Catelyn o la pérdida
Por Aarón Rodríguez
De Juego de Tronos se suele decir, quizá con algo de razón, que utiliza como fundamento narrativo básico la posibilidad de la muerte de sus personajes. El gesto épico que va apilando los capítulos –la dichosa batalla por el trono de hierro, las traiciones y los inevitables combates cada dos entregas- es como un magma inevitable que, extrañamente, se refuerza cada vez que uno de los puntales de la ficción es arrasado.
No puedo evitar preguntarme por qué el espectador medio -generalmente muy ocupado en negar su propia mortalidad o en bordearla a base de hacer mucho ejercicio y pensar en positivo- se engancha a una serie como Juego de Tronos. De hecho, me sigue pareciendo una extraordinaria paradoja de la ficción: aquello que queda anhelado en el interior del frame es lo mismo que queda expulsado de la actividad cotidiana.
(Andabas sentada al otro lado de la mesa, yo había tenido un mal día y no estaba para jugar a fingir adoración, así que quizá me pude permitir decirte claramente lo más certero que te he dicho nunca, y por extensión, lo más certero que te va a decir nadie jamás: que a partir de cierto punto, la vida no es más que pérdida.
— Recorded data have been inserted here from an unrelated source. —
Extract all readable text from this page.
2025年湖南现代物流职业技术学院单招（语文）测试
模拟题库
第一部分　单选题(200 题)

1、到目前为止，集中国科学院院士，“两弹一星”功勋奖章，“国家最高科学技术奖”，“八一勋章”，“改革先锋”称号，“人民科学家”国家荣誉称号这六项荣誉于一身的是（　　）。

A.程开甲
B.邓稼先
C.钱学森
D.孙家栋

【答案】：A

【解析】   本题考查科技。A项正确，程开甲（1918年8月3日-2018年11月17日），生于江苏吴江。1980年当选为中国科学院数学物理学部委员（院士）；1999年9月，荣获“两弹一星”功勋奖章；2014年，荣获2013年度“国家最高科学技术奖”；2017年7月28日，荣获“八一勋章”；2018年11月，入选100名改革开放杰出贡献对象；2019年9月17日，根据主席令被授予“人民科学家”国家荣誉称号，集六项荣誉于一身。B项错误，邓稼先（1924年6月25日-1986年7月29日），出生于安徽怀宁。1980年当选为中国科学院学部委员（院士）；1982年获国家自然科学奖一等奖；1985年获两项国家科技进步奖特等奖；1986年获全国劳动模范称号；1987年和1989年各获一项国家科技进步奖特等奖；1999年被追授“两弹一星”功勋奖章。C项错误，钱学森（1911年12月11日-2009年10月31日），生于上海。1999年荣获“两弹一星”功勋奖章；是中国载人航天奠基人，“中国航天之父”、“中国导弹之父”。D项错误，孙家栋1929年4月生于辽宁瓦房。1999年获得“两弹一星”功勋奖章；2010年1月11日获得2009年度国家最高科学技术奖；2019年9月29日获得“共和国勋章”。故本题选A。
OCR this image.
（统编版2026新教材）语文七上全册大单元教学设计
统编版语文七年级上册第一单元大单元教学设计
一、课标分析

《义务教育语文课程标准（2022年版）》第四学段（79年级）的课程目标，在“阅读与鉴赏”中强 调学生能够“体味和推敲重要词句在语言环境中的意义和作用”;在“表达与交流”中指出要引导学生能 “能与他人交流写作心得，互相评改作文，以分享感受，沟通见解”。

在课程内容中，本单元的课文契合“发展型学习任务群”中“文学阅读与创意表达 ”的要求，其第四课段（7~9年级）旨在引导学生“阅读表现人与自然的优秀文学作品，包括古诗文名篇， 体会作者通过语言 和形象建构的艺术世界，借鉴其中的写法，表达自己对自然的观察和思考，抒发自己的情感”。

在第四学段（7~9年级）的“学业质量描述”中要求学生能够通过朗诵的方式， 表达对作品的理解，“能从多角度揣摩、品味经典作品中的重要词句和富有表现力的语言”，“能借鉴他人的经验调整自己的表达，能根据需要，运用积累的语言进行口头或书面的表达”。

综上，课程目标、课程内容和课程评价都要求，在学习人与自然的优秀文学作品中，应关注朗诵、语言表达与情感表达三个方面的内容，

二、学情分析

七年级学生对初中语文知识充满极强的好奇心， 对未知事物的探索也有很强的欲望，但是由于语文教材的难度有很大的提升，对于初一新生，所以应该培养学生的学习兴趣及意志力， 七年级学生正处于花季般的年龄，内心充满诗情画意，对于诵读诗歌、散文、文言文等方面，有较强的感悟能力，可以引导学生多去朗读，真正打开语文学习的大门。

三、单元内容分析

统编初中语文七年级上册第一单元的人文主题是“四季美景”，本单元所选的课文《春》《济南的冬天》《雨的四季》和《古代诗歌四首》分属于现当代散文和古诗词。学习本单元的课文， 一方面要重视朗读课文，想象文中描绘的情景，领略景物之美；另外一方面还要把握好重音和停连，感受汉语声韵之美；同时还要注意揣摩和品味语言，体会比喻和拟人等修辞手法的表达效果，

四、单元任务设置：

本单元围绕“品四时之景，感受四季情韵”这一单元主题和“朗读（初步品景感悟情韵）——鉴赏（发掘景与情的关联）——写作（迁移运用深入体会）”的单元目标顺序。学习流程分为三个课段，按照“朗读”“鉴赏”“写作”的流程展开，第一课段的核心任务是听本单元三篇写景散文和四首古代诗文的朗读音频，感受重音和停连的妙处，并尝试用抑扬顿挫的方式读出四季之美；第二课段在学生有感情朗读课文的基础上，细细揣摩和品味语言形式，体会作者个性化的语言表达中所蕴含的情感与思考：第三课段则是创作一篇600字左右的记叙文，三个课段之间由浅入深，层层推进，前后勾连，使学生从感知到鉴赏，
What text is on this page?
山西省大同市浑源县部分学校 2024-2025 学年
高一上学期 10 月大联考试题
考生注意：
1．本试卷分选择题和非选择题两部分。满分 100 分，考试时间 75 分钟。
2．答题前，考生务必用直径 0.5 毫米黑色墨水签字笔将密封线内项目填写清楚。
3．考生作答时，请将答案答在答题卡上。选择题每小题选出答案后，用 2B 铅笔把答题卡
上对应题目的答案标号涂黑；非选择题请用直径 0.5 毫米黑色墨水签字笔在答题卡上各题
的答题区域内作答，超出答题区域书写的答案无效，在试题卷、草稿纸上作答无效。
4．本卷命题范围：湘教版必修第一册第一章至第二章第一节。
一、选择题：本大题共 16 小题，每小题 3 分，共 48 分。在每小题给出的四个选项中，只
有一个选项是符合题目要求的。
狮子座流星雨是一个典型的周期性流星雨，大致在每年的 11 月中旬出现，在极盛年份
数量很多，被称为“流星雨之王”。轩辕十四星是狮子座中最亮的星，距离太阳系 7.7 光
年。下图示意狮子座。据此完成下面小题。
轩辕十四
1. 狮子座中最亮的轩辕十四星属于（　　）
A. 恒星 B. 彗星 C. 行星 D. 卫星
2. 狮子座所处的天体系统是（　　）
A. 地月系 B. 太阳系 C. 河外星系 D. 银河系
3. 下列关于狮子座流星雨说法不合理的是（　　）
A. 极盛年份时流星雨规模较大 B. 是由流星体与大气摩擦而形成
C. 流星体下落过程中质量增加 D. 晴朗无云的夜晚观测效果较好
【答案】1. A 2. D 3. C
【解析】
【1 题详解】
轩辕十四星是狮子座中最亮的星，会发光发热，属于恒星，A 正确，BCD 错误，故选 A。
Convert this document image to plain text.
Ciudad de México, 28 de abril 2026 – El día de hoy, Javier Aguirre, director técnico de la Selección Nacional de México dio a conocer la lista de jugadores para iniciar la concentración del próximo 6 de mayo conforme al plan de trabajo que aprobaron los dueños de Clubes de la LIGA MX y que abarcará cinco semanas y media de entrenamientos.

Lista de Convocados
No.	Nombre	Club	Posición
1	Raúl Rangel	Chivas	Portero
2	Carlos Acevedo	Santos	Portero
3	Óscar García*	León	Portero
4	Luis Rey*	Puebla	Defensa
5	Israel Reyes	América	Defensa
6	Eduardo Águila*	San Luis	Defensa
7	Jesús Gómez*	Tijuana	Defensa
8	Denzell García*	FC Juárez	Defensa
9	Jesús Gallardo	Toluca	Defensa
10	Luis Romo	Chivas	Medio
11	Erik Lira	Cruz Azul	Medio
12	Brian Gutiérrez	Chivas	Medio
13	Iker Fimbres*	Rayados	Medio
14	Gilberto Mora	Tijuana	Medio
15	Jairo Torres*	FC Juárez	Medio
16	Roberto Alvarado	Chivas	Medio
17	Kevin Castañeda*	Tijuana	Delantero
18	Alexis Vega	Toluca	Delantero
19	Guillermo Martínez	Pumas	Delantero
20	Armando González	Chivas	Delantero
La vida no es más que situarse en una situación de pérdida constante en la que todo –el cuerpo, el deseo, las aspiraciones, las posibilidades, los amigos, los familiares- comienza a derrumbarse de manera extraordinaria. Decía Phillip Roth por algún lado que la vejez era una masacre interminable, pero no especificó en qué punto exacto comenzaba a sonar, por así decirlo, una versión en bucle de Las Lluvias de Castamere. Quiero decir, andabas sentado al otro lado de la mesa y mientras cogías elegantemente el cleenex y secabas con un ademán preciso y estudiado una única lágrima, y yo no podía parar de pensar en el segundo exacto en el que, al cerrar los ojos, descubrí lo mucho que te parecías a Catelyn Stark. De tal manera que –te lo dije, pero sé que no me creerás hasta que sea demasiado tarde- en aquel momento me aplastó mi propia paradoja: soy un profesor de cine que debe enseñar la manera en la que se impone la pérdida a cuerpos que todavía nada (o casi nada) saben de ese segundo exacto en el que alguien, un amante sin rostro, se nos acerca con un féretro de celuloide en la mano y masculla: “Los Lannister mandan sus saludos”).
Juego de Tronos, pese a los dragones, los esclavos liberados, las posiciones políticamente correctas, los desnudos y la imposible continuidad de sus tramas, no deja de tener algo en su interior que remite a lo profético. Algo que es a la vez una advertencia del mundo que llega y de la posición existencial que conviene adoptar ante él. Quizá por eso es, en última instancia, uno de los productos culturales pop más lúcidos y precisos de nuestra época: al contrario que todas las voces que fingen epatarse ante la belleza del mundo y la riqueza de sus posibilidades, lo único que propone es la moneda sucia, inevitable y constante de la pérdida misma.
Y por eso, a veces, casi agradecemos que un rostro –el rostro de Catelyn Stark al ser degollada- nos diga la verdad.